A meta-análise de Leichsenring e Rabung (2008) reforça essa perspectiva ao apontar a eficácia das psicoterapias psicodinâmicas de longo prazo no tratamento de transtornos complexos. Aqui, novamente, encontramos uma peculiaridade que desafia a lógica instrumental da ciência contemporânea. Se as terapias breves oferecem soluções rápidas, a abordagem de longo prazo aposta na paciência, no ritmo do inconsciente, na necessidade de esperar que algo se desdobre no tempo. O tempo do inconsciente não é o tempo cronológico; é o tempo do trauma, da repetição, mas também da criação de novas narrativas.
Outro ponto central é a revisão sistemática de Abbass et al. (2014), que explora a eficácia de psicoterapias psicodinâmicas de curta duração. Aparentemente, essas intervenções concorrem no mesmo campo das terapias cognitivo-comportamentais, mas há algo diferente em seu modo de operar. Elas não buscam apenas aliviar sintomas; trabalham para abrir brechas na estrutura do sofrimento, permitindo que algo da singularidade do sujeito emerge.

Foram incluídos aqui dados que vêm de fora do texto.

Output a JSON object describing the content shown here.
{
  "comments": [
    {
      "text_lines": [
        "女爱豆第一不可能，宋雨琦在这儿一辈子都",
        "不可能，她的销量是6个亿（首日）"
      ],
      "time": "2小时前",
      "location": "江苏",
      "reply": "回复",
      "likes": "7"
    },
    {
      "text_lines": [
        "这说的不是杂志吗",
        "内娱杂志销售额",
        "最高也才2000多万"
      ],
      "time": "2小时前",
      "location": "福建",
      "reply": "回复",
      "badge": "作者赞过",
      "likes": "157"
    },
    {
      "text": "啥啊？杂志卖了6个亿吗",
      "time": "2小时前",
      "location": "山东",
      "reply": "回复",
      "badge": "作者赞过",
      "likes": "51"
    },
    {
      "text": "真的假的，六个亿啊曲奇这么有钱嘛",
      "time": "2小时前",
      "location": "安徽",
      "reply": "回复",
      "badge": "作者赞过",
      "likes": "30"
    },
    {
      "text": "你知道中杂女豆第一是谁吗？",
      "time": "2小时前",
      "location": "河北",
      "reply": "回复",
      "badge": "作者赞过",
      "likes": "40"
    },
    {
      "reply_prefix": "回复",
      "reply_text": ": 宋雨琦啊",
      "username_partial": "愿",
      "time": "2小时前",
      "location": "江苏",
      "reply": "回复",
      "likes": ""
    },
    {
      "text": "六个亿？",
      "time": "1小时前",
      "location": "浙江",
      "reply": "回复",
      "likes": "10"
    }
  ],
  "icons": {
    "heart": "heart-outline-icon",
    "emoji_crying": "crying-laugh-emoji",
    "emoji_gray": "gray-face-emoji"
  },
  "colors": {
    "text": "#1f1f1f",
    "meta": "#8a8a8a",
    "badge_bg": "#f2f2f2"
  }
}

É no estudo TADS, conduzido por Fonagy e colaboradores, que a tensão entre a psicanálise e o discurso das evidências alcança seu ápice. Pacientes com depressão resistente ao tratamento, que poderiam ser considerados "casos perdidos" na medicina convencional, encontram na psicanálise de longo prazo uma possibilidade de mudança. E não se trata apenas de uma diminuição dos sintomas, mas de uma transformação mais ampla, que abrange a subjetividade, a relação com o mundo, o modo de habitar a existência.
No entanto, a pergunta permanece: o que estamos medindo quando medimos a eficácia da psicanálise? Será que é possível traduzir em números aquilo que se desdobra no espaço da transferência, nos silêncios compartilhados, nas palavras que escapam à compreensão imediata? A psicanálise, ao buscar seu lugar no campo das evidências, corre o risco de se reduzir a uma técnica, perdendo o que a define: a aposta no enigma, na incerteza, no movimento contínuo da pulsação psíquica.
Por outro lado, é preciso reconhecer que esse movimento em direção às evidências não é apenas uma concessão à modernidade, mas também uma tentativa legítima de dialogar com outras formas de saber. Ao se abrir ao campo empírico, a psicanálise reafirma seu compromisso ético: não se trata de proteger um dogma, mas de buscar formas de cuidado que realmente transformem vidas. A pesquisa empírica, nesse sentido, não é um inimigo, mas um parceiro com o qual é possível negociar.
O desafio, então, é encontrar uma linguagem que preserve o que há de singular na experiência analítica, sem, contudo, cair na armadilha do isolamento. A psicanálise não pode se fechar em um discurso autorreferencial, mas também não deve diluir-se nas exigências de uma ciência que muitas vezes ignora as dimensões mais sutis do humano. É nesse espaço de tensão, entre o rigor da evidência e a abertura ao mistério, que a psicanálise pode se renovar.
Talvez a verdadeira força da psicanálise resida justamente em sua resistência ao fechamento. Como uma obra aberta, ela insiste em permanecer em movimento, em reconfigurar-se diante das novas exigências de seu tempo, sem, contudo, trair seu núcleo ético. E é nesse gesto – de não se fixar, de continuar interrogando – que ela encontra sua legitimidade, não apenas como prática terapêutica, mas como uma forma de pensar e habitar o mundo.